Recovery U/s. 27 Of Evidence Act Must Satisfy Court's Conscience Regarding Credibility Of Witness – Supreme Court
A two-judge Bench of Justice SK Kaul and Justice MM Sundresh has held that any recovery made under Section 27 of the Evidence Act will have to satisfy Court's conscience as the Prosecution may take advantage of the custody of the accused by other means.
The Court also held that the Court will have to be conscious of the witness's credibility and other evidence produced when dealing with a recovery under Section 27 of the Evidence Act.
Senior Counsel Mr. R. Basant appeared for A-10 to A-13 before the Apex Court.
In this case, the deceased and the accused belonged to two different political parties CPI (M) and National Development Front (NDF). All the 16 accused were charged with the offences under Sections 120-B, 143, 147, 148, 427, 460, and 302 read with 149 IPC and Sections 3 and 5 of the Explosives Substances Act.
The Additional District and Sessions Judge, Kollam acquitted A-10 to A-16 and convicted the rest.
Appeals and revisions were filed by the Prosecution and de facto Complainant on one hand and the accused on the other. The Kerala High Court upheld the conviction of A-2, A-4, A-5, A-8, and A-9 for offences under Sections 460, 148, 302 read with 149 IPC and further convicted them under Section 427 IPC and Section 3 of the Explosives Substances Act.
The appeal filed by the State against the order of acquittal of A-14 to A-16 was dismissed, however, it was allowed by overturning the acquittal of A-10 to A-13. As the conviction of A-14 to A-16 attained finality, the accused preferred appeals before the Supreme Court.
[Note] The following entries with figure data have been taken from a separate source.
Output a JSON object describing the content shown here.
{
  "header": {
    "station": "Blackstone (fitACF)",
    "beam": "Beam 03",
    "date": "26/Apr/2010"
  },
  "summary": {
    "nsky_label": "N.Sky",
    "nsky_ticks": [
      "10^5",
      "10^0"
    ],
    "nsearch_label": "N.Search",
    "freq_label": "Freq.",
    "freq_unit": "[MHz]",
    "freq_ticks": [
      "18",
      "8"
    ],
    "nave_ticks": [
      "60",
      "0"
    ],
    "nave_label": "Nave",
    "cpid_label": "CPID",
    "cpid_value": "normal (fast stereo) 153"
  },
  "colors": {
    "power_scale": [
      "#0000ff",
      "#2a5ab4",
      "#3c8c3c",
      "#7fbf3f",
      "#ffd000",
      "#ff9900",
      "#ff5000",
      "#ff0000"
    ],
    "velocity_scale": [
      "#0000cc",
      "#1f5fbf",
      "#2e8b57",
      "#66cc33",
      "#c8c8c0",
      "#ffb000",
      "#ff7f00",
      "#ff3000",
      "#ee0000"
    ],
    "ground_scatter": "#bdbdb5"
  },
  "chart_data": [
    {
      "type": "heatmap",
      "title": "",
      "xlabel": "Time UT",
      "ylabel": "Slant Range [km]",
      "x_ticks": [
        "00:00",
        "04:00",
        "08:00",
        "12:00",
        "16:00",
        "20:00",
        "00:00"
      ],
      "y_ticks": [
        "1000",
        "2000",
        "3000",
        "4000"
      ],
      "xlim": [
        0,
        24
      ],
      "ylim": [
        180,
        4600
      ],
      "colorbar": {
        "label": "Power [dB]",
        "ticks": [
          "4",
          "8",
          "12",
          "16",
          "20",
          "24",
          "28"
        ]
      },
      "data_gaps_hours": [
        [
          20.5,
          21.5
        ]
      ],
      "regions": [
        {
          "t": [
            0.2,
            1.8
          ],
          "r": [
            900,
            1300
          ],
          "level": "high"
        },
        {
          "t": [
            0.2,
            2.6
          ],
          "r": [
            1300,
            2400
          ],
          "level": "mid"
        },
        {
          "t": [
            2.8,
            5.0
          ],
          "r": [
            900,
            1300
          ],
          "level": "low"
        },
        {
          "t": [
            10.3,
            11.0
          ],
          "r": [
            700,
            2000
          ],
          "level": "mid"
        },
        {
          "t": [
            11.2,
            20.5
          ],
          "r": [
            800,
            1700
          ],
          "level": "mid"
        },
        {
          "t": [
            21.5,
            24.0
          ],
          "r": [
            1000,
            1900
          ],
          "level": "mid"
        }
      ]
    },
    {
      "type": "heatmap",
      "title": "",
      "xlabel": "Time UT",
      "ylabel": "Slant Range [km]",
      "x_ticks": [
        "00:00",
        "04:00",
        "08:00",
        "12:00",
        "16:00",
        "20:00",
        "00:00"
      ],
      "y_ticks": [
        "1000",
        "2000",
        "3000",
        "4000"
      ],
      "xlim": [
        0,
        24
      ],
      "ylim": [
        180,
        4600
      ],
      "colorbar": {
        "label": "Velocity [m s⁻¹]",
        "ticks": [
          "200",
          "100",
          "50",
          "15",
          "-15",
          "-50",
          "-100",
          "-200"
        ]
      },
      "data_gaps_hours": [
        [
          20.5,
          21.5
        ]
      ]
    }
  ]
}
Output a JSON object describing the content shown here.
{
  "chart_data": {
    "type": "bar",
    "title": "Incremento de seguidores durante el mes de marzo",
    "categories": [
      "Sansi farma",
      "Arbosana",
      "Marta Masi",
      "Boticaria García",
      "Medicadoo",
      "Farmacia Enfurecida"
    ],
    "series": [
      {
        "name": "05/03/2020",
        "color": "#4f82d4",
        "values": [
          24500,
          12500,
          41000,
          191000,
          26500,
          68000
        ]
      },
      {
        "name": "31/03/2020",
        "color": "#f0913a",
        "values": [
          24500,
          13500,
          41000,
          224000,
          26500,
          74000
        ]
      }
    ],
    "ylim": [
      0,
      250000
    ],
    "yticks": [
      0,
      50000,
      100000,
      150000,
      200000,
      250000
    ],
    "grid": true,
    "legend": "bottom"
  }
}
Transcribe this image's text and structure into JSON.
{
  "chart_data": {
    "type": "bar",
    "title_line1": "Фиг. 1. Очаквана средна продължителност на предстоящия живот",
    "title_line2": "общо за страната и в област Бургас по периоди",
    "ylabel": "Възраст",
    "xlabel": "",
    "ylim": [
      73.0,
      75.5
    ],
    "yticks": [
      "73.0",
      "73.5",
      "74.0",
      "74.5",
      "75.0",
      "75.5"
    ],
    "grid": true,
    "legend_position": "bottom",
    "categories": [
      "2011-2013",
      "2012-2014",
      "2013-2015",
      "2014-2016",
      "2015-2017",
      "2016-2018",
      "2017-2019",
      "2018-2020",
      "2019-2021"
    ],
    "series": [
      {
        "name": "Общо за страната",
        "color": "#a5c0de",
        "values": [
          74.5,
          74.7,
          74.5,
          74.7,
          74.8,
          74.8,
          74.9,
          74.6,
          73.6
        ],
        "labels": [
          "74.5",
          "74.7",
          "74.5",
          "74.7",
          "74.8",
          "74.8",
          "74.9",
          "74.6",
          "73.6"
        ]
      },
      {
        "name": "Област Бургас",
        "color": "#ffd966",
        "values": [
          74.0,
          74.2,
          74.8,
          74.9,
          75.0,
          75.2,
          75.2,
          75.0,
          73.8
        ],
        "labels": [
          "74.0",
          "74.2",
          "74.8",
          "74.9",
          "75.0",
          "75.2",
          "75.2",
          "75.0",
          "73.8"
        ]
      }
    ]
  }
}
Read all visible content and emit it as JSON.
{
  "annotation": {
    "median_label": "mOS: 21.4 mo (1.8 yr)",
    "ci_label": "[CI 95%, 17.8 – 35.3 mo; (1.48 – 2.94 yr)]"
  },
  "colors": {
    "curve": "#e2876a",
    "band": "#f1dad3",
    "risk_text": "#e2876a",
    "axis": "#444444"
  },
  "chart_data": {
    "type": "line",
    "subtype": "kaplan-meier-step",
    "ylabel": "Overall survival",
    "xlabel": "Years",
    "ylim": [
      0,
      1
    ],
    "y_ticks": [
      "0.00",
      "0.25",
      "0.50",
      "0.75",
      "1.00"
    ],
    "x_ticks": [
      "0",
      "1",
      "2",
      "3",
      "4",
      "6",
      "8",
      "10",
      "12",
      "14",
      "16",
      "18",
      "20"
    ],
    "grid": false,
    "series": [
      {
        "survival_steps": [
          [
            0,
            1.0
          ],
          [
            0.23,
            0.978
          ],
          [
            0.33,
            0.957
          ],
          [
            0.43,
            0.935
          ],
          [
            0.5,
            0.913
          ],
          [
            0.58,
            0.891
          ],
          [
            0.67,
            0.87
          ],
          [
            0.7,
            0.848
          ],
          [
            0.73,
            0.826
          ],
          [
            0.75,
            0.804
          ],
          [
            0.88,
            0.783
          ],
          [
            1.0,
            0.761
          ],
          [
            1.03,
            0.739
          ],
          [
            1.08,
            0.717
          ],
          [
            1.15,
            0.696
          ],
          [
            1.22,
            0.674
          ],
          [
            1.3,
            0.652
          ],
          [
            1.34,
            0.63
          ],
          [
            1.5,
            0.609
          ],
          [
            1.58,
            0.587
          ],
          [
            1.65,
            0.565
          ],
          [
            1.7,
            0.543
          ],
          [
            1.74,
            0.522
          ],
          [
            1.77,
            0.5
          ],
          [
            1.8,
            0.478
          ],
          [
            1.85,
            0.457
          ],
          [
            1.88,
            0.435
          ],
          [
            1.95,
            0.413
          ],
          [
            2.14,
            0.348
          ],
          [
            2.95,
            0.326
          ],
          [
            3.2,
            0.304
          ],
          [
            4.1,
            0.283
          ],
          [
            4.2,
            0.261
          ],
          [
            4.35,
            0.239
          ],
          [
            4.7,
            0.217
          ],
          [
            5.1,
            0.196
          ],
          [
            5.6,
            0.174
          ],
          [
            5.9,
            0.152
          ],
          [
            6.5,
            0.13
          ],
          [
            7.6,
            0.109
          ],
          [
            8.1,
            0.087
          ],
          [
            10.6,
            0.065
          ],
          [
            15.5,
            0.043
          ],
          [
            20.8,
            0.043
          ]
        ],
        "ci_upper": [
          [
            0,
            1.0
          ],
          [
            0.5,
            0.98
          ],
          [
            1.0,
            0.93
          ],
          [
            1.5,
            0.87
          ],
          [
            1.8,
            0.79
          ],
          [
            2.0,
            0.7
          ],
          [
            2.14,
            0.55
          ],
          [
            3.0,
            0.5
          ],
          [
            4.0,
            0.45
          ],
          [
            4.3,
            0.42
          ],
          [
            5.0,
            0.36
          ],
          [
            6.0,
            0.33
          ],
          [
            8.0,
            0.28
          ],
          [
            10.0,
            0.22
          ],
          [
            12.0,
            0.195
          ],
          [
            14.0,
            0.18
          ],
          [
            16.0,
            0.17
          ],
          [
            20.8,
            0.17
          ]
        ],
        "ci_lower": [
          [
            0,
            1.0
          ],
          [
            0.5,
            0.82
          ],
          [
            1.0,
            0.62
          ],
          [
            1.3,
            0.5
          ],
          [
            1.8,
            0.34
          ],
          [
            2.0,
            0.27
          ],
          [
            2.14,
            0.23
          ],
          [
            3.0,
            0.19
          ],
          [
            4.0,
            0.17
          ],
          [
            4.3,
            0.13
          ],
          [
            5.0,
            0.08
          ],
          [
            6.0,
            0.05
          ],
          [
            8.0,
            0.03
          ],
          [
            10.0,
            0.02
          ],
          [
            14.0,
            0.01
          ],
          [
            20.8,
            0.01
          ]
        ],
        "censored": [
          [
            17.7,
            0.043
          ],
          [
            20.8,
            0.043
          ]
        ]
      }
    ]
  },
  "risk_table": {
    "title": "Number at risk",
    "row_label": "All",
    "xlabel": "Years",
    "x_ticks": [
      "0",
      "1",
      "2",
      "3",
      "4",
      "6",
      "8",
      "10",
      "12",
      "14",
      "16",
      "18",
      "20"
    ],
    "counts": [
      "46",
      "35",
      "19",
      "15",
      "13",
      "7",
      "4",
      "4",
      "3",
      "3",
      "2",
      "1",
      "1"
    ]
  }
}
i) Appeal against Acquittal
The Bench in this context noted that while dealing with an appeal against acquittal under Section 378 CrPC, the Appellate Court has to consider whether the Trial Court's view could be termed as a possible one especially when evidence on record has been analyzed.
The Court further added that in an order of acquittal the presumption of innocence lies in favor of the accused. Thus, the Appellate Court has to be slow in reversing the order of the Trial Court rendering acquittal.
The Bench in this context opined –
"Therefore, the presumption in favour of the accused does not get weakened but only strengthened. Such a double presumption that enures in favour of the accused has to be disturbed only by thorough scrutiny on the accepted legal parameters."
ii) Mere delay in forwarding the FIR to Magistrate cannot reject the Prosecution's case
The Court held that FIR is a vital and valuable aspect of evidence to corroborate the oral evidence. Hence, it is imperative that such information is expected to reach the jurisdictional Magistrate at the earliest point in time.
The Bench also noted –
"However, a mere delay by itself cannot be a sole factor in rejecting the prosecution's case arrived at after due investigation. Ultimately, it is for the Court concerned to take a call. Such a view is expected to be taken after considering the relevant materials."
iii) Investigating Report must be sent to Magistrate at the earliest, long delay would lead to suspicion
The Court observed that the IO is expected to kick start his investigation immediately after the registration of a cognizable offence. An inordinate and unexplained delay may be fatal to the Prosecution's case but only to be considered by the Court, on the facts of each case.
In this context, the Court noted –
"There may be adequate circumstances for not examining a witness at an appropriate time. However, non-examination of the witness despite being available may call for an explanation from the Investigating Officer. It only causes doubt in the mind of the Court, which is required to be cleared."
The Bench further held that a statement recorded under Section 161 CrPC, the investigating report must be sent to the jurisdictional Magistrate at the earliest. A long, unexplained delay would give room for suspicion.
iv) Recovery made under Section 27 of the Evidence Act
The Bench held that it is for the Prosecution to prove that the information received from the accused is relatable to the fact discovered.
Further, the Court held –
"The onus is on the prosecution to prove the fact discovered from the information obtained from the accused. This is also for the reason that the information has been obtained while the accused is still in the custody of the police. Having understood the aforesaid object behind the provision, any recovery under Section 27 will have to satisfy the Court's conscience. One cannot lose sight of the fact that the prosecution may at times take advantage of the custody of the accused, by other means. The Court will have to be conscious of the witness's credibility and the other evidence produced when dealing with a recovery under Section 27 of the Evidence Act."
v) Analysis of Case on Merits
The Court first took the case of the accused who was convicted by the Trial Court and the High Court. The Bench held that the Courts have dealt with all the contentions thoroughly in this regard.
The Bench also noted that merely because the witnesses were family members apart from being chance witnesses, their testimonies cannot be rejected.
The Court thus held that the evidence with regards to A2, A4, A5, A8, and A9 must be approved and both the Courts have considered the entire evidence available in drawing their conclusion, hence Appeals filed by the above accused were dismissed by the Apex Court.
The Apex Court further set aside the conviction of A10 to A13 and allowed their appeals and restored their acquittal as rendered by the Trial Court.